Selon l’administration nationale de l’énergie chinoise, 14 000 MW d’éolien terrestre ont été raccordés au réseau électrique du pays durant la seule année 2013. La production électrique d’origine éolienne terrestre a dépassé celle du nucléaire en Chine dès 2012.
Le dragon de l’empire du milieu s’est vraiment réveillé : depuis 2007 le taux de croissance annuel de l’éolien est de 80% en Chine, un rythme fulgurant qui correspond à presque un doublement tous les ans. Selon l’Earth Policy Institute qui se base sur les statistiques officielles, le taux de croissance du nucléaire chinois sur la même période a été 8 fois plus faible.
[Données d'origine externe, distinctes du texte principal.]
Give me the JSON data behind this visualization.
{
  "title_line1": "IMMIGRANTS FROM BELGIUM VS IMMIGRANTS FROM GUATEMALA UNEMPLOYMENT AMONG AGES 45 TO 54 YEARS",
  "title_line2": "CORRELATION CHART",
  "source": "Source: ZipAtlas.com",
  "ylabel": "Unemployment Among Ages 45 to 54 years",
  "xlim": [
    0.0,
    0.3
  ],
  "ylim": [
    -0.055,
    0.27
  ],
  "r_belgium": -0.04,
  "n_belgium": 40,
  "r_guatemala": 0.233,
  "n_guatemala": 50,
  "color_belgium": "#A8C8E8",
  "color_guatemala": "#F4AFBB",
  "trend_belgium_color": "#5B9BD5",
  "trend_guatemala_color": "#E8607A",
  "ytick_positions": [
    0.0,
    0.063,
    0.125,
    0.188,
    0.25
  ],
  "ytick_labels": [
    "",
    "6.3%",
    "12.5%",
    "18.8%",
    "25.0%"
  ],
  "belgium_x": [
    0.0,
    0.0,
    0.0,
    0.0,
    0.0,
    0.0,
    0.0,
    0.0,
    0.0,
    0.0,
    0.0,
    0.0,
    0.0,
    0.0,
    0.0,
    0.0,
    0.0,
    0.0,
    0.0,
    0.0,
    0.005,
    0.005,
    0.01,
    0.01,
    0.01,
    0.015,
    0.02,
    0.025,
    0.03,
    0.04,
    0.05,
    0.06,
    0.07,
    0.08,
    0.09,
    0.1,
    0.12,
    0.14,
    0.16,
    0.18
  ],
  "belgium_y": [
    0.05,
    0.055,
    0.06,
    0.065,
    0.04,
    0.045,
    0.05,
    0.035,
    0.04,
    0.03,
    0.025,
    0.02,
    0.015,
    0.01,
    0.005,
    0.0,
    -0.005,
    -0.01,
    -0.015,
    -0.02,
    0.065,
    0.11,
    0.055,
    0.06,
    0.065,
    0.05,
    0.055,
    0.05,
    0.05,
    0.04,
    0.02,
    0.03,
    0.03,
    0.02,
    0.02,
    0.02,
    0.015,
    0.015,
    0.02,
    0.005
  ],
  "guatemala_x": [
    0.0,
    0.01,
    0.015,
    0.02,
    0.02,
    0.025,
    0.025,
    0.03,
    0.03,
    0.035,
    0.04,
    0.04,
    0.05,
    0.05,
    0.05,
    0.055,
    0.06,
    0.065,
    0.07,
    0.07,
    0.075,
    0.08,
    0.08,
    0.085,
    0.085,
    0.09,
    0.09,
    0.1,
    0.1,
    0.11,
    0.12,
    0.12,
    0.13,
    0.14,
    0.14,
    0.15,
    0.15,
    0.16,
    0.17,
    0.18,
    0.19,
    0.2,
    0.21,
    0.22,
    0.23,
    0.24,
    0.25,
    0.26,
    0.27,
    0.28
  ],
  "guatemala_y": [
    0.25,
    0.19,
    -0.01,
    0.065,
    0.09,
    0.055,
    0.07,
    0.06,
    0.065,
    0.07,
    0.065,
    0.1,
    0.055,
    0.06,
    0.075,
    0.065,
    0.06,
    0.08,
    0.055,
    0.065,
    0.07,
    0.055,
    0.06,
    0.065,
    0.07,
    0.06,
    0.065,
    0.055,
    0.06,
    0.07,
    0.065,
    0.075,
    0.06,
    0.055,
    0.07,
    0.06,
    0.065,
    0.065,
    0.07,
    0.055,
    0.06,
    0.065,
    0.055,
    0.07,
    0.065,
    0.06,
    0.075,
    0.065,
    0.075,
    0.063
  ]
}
Et ceci même si la Chine est le pays où le nucléaire a le taux de croissance le plus élevé au monde.
Pour Mark Jacobson, directeur du département énergie et atmosphère de l’université Stanford en Californie, la vitesse d’installation des différentes technologies bas-carbone est un paramètre clé dans l’objectif d’une réduction rapide des émissions de gaz à effet de serre.
Sur la base de la littérature scientifique, « le délai moyen entre le début d’un projet de centrale nucléaire et sa mise en service est de 10 à 19 ans » affirme l’expert. L’obtention d’un site prend en moyenne 6 ans, l’approbation du permis et le traitement de différentes questions prend 2,5 à 4 ans, et la construction prend entre 4 et 9 ans. C’est vraiment le talon d’Achille du nucléaire, outre son bilan environnemental et sanitaire multicritère, son coût, les problèmes d’acceptation qu’il engendre auprès des populations du fait des risques intrinsèques au fonctionnement des centrales et de la gestion des déchets radioactifs, et d’approvisionnement en uranium 235.
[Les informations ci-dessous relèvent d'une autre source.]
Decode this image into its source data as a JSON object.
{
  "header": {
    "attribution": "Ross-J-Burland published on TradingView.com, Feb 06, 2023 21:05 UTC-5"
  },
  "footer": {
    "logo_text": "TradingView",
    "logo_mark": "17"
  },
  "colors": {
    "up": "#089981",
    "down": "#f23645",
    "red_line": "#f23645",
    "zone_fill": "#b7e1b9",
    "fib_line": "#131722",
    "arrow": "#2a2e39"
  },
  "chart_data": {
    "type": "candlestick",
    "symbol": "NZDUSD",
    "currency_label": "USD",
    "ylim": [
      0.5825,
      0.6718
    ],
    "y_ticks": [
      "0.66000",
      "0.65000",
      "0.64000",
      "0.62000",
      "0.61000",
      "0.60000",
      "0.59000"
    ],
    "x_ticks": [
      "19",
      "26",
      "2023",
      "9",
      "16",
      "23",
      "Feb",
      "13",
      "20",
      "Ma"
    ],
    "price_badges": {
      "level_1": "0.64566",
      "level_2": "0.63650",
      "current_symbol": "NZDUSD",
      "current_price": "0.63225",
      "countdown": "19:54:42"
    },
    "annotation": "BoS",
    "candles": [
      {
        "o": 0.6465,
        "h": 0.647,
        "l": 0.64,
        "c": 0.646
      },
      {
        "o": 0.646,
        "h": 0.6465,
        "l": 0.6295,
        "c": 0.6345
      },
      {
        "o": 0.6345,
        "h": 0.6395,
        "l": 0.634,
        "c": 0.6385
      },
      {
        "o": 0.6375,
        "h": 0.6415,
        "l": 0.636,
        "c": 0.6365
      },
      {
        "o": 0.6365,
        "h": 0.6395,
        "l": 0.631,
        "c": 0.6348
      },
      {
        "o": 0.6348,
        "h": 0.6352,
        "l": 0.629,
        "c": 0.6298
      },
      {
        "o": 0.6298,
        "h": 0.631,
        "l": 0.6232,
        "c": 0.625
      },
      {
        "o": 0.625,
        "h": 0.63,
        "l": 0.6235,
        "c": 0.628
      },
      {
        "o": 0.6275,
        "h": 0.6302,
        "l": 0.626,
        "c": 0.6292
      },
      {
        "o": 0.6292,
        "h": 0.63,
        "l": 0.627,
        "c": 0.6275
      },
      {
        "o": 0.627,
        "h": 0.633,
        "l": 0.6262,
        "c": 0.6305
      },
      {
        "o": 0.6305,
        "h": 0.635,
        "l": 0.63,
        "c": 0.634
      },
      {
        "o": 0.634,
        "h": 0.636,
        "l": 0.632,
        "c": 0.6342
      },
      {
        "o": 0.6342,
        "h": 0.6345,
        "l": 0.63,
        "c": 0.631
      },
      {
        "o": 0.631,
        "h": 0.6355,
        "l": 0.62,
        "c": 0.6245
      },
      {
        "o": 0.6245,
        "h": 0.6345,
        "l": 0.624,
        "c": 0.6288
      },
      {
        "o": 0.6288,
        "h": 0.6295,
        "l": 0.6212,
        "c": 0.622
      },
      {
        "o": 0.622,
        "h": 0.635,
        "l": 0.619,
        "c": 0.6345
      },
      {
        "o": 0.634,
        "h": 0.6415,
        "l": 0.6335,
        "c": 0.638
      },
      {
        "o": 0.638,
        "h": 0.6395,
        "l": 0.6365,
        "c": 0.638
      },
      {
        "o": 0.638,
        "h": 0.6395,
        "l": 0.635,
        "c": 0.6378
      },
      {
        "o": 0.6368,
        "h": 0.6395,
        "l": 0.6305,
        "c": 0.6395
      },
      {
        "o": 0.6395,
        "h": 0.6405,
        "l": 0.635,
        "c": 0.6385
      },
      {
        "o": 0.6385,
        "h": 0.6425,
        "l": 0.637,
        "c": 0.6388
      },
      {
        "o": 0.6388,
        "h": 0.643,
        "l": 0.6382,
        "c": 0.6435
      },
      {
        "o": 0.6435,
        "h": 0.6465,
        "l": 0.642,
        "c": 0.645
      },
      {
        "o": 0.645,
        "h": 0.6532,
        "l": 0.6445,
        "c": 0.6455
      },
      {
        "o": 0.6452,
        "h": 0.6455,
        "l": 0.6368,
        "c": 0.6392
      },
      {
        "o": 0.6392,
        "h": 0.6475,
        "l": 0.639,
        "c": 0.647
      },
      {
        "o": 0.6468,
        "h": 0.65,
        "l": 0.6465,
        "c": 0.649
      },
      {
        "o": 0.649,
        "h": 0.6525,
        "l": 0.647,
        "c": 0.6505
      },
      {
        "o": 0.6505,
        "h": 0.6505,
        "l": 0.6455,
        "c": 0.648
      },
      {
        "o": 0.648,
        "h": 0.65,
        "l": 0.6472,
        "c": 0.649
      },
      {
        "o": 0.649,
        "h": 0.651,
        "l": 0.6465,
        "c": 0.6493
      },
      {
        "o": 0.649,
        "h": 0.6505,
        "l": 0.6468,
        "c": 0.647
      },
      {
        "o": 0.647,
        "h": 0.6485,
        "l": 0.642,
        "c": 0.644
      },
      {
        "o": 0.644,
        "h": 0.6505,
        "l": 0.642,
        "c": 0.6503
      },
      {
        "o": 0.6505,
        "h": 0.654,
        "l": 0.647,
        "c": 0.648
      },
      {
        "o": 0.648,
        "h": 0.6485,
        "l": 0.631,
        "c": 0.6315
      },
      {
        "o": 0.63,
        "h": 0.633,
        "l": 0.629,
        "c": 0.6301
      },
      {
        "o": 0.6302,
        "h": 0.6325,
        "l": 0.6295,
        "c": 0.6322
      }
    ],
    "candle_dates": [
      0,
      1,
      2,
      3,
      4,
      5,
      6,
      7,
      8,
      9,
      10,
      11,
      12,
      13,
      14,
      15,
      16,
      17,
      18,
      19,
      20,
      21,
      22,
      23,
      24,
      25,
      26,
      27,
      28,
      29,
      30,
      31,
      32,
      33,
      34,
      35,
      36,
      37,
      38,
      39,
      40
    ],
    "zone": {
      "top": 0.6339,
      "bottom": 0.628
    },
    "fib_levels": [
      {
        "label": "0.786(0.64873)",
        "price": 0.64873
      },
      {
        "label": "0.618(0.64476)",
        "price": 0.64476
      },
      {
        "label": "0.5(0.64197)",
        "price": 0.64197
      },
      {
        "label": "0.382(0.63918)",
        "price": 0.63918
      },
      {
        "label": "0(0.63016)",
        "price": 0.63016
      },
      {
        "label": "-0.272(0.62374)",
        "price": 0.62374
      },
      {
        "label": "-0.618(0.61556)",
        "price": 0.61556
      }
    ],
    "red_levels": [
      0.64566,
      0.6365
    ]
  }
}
La Chine n’est pas le seul pays asiatique à miser sur les ENR variables. Le Japon installe depuis le désastre radioactif de Fukushima, en termes de production électrique, l’équivalent d’une centrale nucléaire EPR par an. En France, le chantier de l’EPR de Flamanville dure depuis de nombreuses années et durera encore quelques années.
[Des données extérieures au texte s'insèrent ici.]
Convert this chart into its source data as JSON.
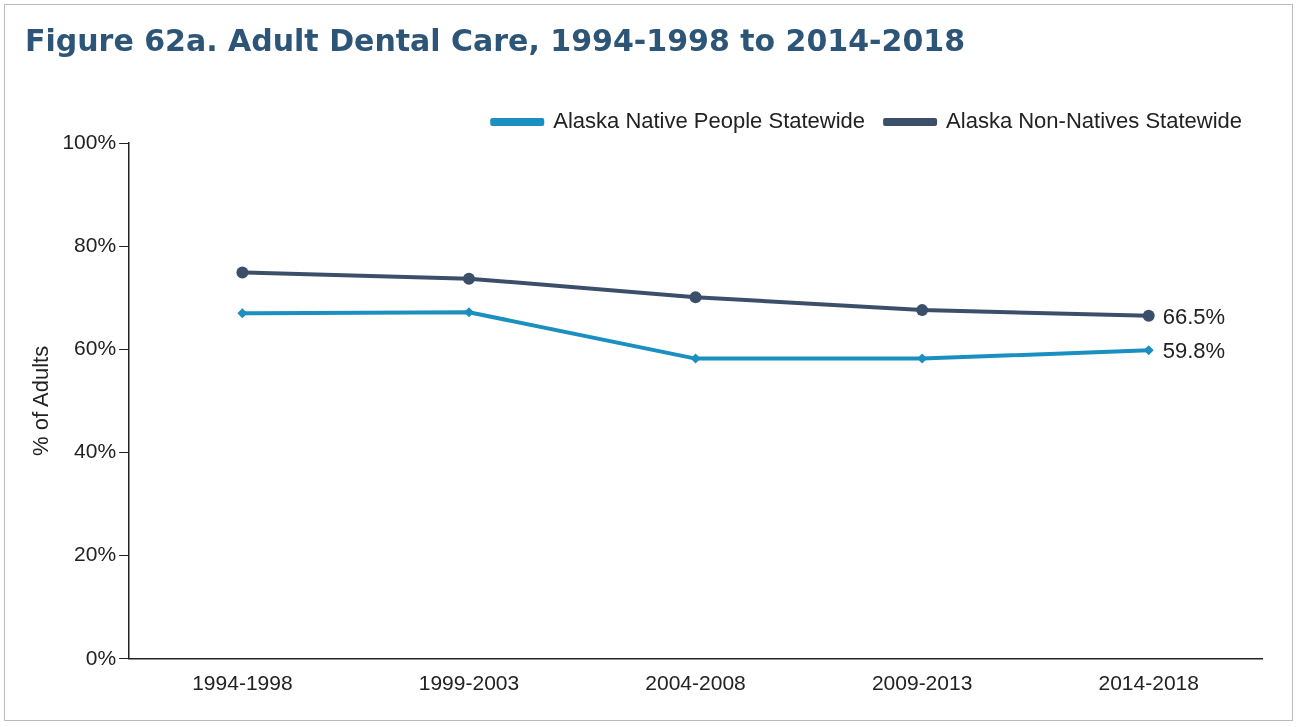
{
  "chart_data": {
    "type": "line",
    "title": "Figure 62a. Adult Dental Care, 1994-1998 to 2014-2018",
    "ylabel": "% of Adults",
    "categories": [
      "1994-1998",
      "1999-2003",
      "2004-2008",
      "2009-2013",
      "2014-2018"
    ],
    "series": [
      {
        "name": "Alaska Native People Statewide",
        "color": "#1b8fc0",
        "marker": "diamond",
        "values": [
          67.0,
          67.2,
          58.2,
          58.2,
          59.8
        ],
        "value_labels": [
          null,
          null,
          null,
          null,
          "59.8%"
        ]
      },
      {
        "name": "Alaska Non-Natives Statewide",
        "color": "#3b4f6b",
        "marker": "circle",
        "values": [
          74.9,
          73.7,
          70.1,
          67.6,
          66.5
        ],
        "value_labels": [
          null,
          null,
          null,
          null,
          "66.5%"
        ]
      }
    ],
    "ylim": [
      0,
      100
    ],
    "yticks": [
      {
        "value": 0,
        "label": "0%"
      },
      {
        "value": 20,
        "label": "20%"
      },
      {
        "value": 40,
        "label": "40%"
      },
      {
        "value": 60,
        "label": "60%"
      },
      {
        "value": 80,
        "label": "80%"
      },
      {
        "value": 100,
        "label": "100%"
      }
    ],
    "grid": false,
    "legend": "top right",
    "line_style": "solid"
  }
}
L’éolien et le solaire, les 2 filières ENR qui ont le plus gros potentiel à l’échelle mondiale, peuvent être installées très rapidement. Cet aspect cinétique est vraiment stratégique sur le plan climatique. Ce sont de plus, outre l’hydroélectricité, les deux filières ENR les meilleures marché disponibles aujourd’hui.
Des ENR variables de plus en plus attractives d’un point de vue purement économique
Les coûts de production de l’éolien terrestre (de 6 à 8 centimes le kWh) et du grand solaire photovoltaïque au sol (inférieur à 10 centimes avec l’insolation du sud de l’Europe) sont de plus inférieurs à ceux du nucléaire EPR : EDF demande un tarif d’achat de 10,9 centimes pour ses EPR en Grande-Bretagne. Le surcoût de l’intégration des ENR variables dans les systèmes électriques est considéré comme faible par l’Agence Internationale de l’Energie qui vient de publier un rapport sur le sujet.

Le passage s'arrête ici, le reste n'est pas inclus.